Regularly check your plants for pest infestations, then treat the area with rubbing alcohol or fungicides like neem oil extract to stop new pests from infesting the area. Additionally, it’s critical to avoid soggy soil because larvae growth is facilitated by moisture.
If you see any larvae on the leaves or in the soil, remove them one at a time and clean the plant and the pot with neem oil extract.
7. A Lack Of Humidity
Philodendrons may experience humidity problems in regions that are particularly dry. Misting your Philodendron a few times a week will help increase its humidity if your home is frequently dry or if an air conditioner or heater is frequently on.
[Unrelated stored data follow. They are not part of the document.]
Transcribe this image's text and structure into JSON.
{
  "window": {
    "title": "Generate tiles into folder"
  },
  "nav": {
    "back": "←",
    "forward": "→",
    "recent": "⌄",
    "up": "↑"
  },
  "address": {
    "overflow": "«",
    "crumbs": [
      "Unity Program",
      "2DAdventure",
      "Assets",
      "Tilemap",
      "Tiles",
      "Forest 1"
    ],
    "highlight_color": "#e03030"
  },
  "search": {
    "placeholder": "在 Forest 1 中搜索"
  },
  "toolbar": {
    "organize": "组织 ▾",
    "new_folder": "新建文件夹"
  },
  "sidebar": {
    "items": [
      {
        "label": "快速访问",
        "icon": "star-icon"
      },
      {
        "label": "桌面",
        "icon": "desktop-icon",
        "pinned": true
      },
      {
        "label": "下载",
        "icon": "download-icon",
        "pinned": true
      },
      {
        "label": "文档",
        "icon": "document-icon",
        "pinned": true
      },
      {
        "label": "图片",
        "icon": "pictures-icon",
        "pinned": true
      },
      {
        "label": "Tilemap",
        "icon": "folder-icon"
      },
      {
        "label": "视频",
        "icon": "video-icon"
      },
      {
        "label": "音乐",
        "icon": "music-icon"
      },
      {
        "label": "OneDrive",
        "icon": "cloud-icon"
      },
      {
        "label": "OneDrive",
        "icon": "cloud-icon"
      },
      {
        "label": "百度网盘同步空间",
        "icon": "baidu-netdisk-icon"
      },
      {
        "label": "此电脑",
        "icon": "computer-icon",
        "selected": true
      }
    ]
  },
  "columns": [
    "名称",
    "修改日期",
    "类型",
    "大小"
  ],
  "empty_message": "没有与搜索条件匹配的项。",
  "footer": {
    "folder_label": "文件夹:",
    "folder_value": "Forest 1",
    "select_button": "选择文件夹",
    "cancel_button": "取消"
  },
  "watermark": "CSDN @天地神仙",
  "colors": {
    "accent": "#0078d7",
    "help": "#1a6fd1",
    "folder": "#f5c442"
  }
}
The leaves of the majority of plants occasionally show signs of yellowing. It occurs when they remove the older growth in order to focus on producing new leaves, and occasionally, the young new leaves simply do not flourish. This is just typical plant behavior and not a sign of a larger health problem. If your Philodendron is being properly cared for, and looks healthy overall, but has a few yellow leaves, you can simply pull them off or trim them off with a pair of clean, sharp scissors or shears.
Can Yellow Philodendron Leaves Revert To Green?
Because the chlorophyll that makes yellow philodendron leaves green has already been lost and cannot be replaced, they cannot turn green once more. To prevent the rest of the plant from being harmed, the yellow leaves need to be pruned away, and the cause of the yellowing needs to be addressed.
Is It Safe To Remove Yellow Leaves From A Philodendron?
Unless your philodendron’s yellow leaves are pest-infested, you don’t need to remove them. The yellow leaves will drop off on their own. To make your plant look better, you can remove the leaves, but you should wait until they are completely yellow before doing so.